Si pelayan itu memasang wajah datar. “Kan mas yang mau pesen, kenapa malah nanya saya?” Katanya dengan sedikit emosi.
Gue melihat ke arah kertas menu yang udah ada di atas meja sejak gue dateng ke sini. Ngomong-ngomong si pelayan yang saat ini berdiri depan gue udah dua kali nanya ke gue tentang apa yang akan gue pesan, dan gue selalu bilang nanti aja. Dan ini adalah yang ketiga kali, enggak enak kalau gue enggak cepetan mesen dan menjawab dengan jawaban yang sama.

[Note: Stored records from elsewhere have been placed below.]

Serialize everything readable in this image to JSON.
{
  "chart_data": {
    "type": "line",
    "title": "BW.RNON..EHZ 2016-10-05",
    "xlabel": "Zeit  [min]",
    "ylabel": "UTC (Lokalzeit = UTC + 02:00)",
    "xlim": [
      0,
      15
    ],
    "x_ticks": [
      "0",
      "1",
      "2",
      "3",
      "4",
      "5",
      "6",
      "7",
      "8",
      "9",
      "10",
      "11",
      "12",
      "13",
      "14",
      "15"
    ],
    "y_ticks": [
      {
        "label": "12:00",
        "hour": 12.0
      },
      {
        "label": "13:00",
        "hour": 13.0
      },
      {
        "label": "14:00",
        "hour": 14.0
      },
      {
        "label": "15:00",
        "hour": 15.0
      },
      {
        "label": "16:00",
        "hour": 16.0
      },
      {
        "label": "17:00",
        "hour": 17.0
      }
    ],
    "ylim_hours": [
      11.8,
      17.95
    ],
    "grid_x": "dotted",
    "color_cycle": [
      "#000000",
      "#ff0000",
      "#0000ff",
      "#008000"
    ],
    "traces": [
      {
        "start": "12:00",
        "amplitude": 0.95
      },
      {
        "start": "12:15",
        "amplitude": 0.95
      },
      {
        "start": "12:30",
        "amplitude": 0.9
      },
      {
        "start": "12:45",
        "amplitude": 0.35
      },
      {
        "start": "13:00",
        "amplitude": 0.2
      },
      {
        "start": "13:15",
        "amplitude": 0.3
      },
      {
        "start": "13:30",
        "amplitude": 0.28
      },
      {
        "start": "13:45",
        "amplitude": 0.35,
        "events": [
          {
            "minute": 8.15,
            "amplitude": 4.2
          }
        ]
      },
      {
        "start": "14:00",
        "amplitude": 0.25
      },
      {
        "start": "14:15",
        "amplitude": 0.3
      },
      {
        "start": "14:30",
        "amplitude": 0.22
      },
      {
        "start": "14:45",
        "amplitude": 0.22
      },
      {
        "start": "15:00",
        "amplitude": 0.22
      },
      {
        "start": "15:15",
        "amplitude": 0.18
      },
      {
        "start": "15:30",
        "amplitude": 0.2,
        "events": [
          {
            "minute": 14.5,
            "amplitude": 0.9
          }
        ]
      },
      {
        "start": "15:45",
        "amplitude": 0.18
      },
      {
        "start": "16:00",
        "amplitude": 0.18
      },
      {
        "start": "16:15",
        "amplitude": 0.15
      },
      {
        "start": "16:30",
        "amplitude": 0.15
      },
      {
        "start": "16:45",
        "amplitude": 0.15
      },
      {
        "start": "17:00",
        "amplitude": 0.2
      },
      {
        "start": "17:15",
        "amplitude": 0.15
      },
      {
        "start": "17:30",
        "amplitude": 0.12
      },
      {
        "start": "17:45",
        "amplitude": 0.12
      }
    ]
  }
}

Melihat ke arah tulisan dan gambar berbagai macam menu makanan dan minuman dengan harga mahal, gue jadi gugup. Beberapa kali gue membolak-balik kertas dari buku menu restoran yang tak begitu teba itul, mencoba menemukan minuman ataupun makanan yang pas di kantong.
Setelah sekitar tiga puluh detik, akhirnya gue dengan mantap mengalihkan pandangan dari buku menu ke arah wajah pelayan, terus bilang, “Kopi hitam aja, deh, mbak.”
“Udah itu aja?” Tanyanya.
“Iya, mbak...” Gue sedikit canggung. “Itu aja.”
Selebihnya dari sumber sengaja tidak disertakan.